Karol Radziszewski. Myths at BWA Warsaw
Karol Radziszewski reads and then paints the life and work of musical genius – Karol Szymanowski, weaving a tale about him in the form of a dense painterly masquerade.
In the world of the composer’s myths Radziszewski sees his home village of Tymoszówka and grand pianos drowned in the nearby bond, a broken reed and broken hearts of young men. Italy, the place of queer archaeologies and sudden coming outs. Of Narcissus and Pan. The Tatras in nature and in highlanders. The Tatras in operas and in ballet masters. Dreams and awakenings. Radziszewski re-creates Szymanowski’s universe with his signature selectivity and imagination.

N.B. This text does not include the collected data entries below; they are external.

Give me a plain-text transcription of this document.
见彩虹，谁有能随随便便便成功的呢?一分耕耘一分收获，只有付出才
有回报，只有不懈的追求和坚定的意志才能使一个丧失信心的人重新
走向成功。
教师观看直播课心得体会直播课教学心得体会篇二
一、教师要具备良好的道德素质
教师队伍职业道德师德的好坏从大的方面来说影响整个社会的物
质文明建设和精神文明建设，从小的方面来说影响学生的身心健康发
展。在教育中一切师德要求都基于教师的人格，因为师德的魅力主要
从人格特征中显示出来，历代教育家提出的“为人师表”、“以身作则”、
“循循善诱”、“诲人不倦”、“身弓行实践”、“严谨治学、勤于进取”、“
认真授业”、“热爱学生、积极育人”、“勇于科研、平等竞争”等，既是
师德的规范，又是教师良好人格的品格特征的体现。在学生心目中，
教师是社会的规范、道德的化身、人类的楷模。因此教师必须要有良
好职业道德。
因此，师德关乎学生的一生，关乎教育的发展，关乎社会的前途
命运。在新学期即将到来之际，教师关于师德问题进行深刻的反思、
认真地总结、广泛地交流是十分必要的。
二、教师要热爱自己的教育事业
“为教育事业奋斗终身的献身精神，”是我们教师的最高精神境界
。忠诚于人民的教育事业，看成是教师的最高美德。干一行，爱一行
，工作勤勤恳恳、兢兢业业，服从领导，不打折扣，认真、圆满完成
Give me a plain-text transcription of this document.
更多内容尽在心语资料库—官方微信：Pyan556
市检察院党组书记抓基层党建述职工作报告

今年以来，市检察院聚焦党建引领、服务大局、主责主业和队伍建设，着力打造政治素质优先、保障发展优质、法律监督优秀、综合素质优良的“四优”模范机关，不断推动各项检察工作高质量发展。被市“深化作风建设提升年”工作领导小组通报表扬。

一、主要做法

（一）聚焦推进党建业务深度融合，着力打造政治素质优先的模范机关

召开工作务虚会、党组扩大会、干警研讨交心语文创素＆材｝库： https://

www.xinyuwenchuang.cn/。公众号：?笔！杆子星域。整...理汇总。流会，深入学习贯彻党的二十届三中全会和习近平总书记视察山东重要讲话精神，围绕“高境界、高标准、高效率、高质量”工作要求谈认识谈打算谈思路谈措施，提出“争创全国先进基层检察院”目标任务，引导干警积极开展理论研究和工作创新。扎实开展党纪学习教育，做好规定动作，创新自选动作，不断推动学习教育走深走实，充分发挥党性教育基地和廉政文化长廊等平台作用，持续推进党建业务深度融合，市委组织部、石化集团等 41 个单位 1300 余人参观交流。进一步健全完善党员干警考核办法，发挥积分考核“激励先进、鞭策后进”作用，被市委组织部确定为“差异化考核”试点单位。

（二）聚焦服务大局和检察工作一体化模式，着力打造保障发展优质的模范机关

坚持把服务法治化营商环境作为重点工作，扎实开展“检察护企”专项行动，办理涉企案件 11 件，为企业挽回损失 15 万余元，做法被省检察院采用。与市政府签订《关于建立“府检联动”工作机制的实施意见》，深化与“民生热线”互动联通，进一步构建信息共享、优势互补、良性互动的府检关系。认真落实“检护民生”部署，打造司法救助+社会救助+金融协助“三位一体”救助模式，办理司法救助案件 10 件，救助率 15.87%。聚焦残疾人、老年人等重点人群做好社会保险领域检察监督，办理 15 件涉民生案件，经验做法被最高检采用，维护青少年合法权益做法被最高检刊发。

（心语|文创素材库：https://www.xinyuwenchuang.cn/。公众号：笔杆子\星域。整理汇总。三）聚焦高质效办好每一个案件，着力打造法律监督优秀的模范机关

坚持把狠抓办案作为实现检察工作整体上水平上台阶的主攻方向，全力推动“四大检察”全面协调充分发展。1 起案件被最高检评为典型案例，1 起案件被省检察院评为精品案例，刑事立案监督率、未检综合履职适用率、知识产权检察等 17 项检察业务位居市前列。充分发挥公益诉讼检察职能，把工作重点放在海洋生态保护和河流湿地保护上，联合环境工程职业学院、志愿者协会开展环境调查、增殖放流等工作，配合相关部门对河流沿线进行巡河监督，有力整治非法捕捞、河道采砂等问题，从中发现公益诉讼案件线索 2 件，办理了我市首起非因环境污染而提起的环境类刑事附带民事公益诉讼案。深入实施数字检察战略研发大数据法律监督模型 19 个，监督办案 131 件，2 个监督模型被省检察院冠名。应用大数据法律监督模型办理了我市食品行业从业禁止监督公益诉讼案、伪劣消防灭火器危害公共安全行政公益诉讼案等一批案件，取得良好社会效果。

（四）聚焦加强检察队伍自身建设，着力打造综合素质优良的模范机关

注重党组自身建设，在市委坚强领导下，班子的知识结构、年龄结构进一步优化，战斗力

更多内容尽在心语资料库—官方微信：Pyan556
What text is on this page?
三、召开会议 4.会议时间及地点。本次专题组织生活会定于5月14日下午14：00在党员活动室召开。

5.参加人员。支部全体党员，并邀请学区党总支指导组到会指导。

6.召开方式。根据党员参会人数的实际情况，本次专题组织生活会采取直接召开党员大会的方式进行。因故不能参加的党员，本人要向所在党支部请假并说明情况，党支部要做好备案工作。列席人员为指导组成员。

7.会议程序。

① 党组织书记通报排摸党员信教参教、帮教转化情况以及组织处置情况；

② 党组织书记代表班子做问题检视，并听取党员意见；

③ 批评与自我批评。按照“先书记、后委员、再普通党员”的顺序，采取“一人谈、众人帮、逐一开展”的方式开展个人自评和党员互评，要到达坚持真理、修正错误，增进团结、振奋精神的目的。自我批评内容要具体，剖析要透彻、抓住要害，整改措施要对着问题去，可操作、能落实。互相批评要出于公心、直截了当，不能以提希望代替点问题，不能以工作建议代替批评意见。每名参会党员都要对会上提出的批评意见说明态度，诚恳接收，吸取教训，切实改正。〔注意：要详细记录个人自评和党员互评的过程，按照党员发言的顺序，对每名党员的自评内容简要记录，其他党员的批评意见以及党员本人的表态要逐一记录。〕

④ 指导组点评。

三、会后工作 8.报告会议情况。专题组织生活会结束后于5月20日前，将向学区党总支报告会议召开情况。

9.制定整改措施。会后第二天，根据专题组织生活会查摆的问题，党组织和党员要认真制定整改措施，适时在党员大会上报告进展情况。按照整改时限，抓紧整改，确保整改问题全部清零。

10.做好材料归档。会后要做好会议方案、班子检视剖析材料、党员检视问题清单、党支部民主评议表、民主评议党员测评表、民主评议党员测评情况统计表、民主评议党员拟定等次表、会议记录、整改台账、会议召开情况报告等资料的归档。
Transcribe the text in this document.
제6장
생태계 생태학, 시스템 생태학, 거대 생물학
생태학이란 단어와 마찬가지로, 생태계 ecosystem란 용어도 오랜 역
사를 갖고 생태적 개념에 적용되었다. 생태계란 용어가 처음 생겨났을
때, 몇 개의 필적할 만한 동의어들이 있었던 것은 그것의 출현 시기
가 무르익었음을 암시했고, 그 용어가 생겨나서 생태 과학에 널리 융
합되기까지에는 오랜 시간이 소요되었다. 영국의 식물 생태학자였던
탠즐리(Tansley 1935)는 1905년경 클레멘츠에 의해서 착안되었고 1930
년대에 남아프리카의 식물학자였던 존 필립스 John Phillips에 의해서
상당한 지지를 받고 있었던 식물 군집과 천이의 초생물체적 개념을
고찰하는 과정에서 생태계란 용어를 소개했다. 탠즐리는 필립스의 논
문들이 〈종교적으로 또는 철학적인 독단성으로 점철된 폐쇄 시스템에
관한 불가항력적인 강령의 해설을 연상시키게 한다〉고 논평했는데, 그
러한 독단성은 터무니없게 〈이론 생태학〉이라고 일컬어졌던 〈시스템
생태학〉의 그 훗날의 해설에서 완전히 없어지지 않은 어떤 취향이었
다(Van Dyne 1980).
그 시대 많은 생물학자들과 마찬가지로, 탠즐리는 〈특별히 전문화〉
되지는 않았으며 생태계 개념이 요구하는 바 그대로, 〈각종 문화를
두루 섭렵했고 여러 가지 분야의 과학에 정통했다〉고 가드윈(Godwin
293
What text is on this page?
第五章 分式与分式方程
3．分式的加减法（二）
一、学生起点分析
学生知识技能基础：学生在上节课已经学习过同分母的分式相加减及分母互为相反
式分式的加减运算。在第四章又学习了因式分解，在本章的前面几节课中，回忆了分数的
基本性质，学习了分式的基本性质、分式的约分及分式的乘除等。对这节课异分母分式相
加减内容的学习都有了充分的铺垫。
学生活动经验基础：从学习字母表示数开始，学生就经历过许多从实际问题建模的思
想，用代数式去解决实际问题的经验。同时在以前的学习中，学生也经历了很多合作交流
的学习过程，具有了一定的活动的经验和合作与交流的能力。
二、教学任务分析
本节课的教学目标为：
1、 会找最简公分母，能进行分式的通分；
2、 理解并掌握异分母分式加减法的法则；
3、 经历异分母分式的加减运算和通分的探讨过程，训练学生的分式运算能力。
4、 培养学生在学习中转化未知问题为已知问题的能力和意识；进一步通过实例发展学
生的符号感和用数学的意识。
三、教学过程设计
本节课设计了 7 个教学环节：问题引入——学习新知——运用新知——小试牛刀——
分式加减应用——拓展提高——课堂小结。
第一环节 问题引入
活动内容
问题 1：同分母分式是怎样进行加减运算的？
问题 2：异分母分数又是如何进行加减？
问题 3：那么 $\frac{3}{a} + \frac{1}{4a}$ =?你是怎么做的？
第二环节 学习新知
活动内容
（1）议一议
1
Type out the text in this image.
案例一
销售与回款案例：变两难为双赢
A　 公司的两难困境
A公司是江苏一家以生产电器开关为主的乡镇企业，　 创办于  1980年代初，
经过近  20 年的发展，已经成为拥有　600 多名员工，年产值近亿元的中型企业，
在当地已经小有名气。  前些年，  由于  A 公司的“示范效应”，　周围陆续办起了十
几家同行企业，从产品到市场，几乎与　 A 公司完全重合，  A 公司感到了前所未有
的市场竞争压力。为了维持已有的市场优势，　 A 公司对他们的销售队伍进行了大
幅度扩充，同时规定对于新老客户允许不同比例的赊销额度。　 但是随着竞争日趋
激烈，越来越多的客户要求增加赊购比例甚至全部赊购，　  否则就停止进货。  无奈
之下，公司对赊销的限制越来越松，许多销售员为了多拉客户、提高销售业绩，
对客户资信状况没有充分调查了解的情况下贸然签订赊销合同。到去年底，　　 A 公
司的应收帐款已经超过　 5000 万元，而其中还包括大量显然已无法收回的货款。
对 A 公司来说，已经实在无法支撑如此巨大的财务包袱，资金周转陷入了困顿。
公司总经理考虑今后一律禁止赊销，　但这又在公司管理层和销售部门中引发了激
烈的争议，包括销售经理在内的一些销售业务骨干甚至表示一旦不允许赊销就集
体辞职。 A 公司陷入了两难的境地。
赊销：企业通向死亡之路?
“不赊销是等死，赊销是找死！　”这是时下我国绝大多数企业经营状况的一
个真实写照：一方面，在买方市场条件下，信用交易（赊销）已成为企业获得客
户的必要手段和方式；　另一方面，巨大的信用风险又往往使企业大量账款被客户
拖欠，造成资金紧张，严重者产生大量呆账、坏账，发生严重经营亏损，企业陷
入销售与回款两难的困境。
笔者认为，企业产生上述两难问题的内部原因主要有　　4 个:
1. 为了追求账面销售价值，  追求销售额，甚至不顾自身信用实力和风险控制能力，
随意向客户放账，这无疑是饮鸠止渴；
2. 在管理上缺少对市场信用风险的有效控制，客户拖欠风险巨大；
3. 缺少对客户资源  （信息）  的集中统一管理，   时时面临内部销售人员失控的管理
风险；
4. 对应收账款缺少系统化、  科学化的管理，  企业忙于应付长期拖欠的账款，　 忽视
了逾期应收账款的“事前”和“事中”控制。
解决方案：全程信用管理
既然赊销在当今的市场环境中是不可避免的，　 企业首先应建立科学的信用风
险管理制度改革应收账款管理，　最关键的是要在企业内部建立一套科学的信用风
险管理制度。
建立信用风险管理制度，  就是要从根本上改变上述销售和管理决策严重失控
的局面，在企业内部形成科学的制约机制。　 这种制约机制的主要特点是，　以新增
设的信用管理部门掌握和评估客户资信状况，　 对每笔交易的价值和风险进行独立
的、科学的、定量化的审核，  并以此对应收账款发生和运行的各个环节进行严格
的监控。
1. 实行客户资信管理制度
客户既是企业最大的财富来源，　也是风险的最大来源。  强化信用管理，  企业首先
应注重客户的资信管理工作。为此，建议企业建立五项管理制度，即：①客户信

The artist takes an interest in the nocturnality of the story, understatements and mysteries, mirages of memories. He plays with the historical portrait genre, demonstrating its arbitrariness, tendency towards fabrication and mythologisation. Karol Radziszewski constructs a fascinating anti-monument composed of a biography that consists of music and the body.
As in the composer’s opera King Roger, the encounter with Karol Szymanowski is an encounter with a mystery: with a figure that emerges from darkness, with oneself as the other, restrained by the social corset. Held captive in the sleeping mountain and in the melody of grand pianos from the bottom of the lake, which can only be heard in dreams.